He came and scowled, standing at her knee, demanding, “When will I be old enough to go hunting with Father and Agravaine?”

“It will be a few years still, I suppose,” said Morgaine, smiling. “Not until you are tall enough not to be lost in a snowdrift!”

“I’m big!” he said, drawing himself up to his full height, “Look, when you’re sitting down I’m taller than you are, Morgaine!” He kicked restlessly at the chair. “There’s nothing to do in here!”

“Well,” said Morgaine, “I could always teach you to spin, and then you need not be idle.” She picked up Beth’s abandoned distaff and held it out to him, but he made a face and started back.

“I’m going to be a knight! Knights don’t have to spin!”

“That’s a pity,” Beth said sourly. “Perhaps they would not wear out so many cloaks and tunics if they knew what toil it is to spin them!”

“Yet there was a knight who did spin, so the tale says,” Morgaine said, holding out her arms to the little boy. “Come here.

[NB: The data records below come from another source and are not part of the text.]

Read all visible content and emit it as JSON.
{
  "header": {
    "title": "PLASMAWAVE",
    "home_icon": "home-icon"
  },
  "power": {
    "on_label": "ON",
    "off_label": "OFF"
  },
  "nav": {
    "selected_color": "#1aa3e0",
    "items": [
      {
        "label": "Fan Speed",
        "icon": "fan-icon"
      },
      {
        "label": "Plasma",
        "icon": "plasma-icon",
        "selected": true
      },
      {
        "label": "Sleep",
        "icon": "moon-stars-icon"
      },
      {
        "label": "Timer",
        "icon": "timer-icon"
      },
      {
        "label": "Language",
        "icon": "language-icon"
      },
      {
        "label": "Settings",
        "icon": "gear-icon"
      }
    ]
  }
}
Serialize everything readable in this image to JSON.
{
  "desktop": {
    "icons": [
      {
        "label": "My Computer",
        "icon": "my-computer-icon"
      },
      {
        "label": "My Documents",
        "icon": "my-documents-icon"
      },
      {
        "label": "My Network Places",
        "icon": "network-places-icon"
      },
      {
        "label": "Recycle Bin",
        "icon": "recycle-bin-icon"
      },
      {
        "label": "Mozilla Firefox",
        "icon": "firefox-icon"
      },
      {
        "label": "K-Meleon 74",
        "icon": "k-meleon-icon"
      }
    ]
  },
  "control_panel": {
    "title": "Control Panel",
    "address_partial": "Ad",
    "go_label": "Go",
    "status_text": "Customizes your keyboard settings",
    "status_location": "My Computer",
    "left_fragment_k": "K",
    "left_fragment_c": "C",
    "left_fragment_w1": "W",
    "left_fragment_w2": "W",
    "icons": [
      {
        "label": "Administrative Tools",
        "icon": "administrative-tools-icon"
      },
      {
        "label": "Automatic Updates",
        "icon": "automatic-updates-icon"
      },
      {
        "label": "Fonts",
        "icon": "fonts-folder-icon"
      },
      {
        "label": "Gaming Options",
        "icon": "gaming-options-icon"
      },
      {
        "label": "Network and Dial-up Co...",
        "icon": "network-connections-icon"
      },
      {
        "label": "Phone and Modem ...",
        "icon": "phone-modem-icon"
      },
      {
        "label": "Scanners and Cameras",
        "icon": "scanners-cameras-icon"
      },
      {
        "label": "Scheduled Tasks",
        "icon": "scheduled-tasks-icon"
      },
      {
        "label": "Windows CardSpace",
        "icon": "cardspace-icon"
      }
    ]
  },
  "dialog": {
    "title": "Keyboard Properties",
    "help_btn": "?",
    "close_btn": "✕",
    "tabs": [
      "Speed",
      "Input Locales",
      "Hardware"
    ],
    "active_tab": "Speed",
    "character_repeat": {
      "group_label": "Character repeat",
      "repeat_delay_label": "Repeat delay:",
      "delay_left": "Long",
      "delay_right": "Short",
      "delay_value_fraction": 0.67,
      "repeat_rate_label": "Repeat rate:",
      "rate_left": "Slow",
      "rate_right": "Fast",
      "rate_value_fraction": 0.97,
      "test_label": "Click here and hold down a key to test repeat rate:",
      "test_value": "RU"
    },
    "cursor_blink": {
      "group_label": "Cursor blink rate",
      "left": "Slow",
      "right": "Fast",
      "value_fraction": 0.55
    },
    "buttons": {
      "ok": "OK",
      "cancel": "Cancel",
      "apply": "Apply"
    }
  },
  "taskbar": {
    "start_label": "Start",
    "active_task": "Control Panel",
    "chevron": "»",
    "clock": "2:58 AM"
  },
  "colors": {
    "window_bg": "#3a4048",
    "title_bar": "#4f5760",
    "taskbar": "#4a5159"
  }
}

No, sit on the bench, Gareth, you are all too heavy now for me to hold you on my lap like a sucking babe. There was in the old days, before the Romans came, a knight named Achilles, and he was under a curse; an old sorceress told his mother that he would die in battle, and so she put him into skirts and hid him among the women, where he learned to spin and to weave and do all that was fitting for a maiden.”

“And did he die in battle?”

“He did indeed, for when the city of Troy was besieged, they called on all the knights and warriors to come and take it, and Achilles went with the rest, and he was the best of all the knights. It was told of him that he was offered a choice, he could live long in safety, then die an old man in his bed and be forgotten, or he could live a short life and die young with great glory, and he chose the glory; so men still tell of his story in the sagas. He fought with a knight in Troy called Hector—Ectorius, that is, in our tongue—”

“Was it that same sir Ectorius who fostered our king Arthur?” asked the little boy, wide-eyed.

“To be sure it was not, for it was many hundred years ago, but it might have been one of his forefathers.”

“When I am at court, and one of Arthur’s Companions,” said Gareth, his eyes round as saucers, “I will be the best fighter in war, and I will win all the prizes when there are games. What happened to Achilles?”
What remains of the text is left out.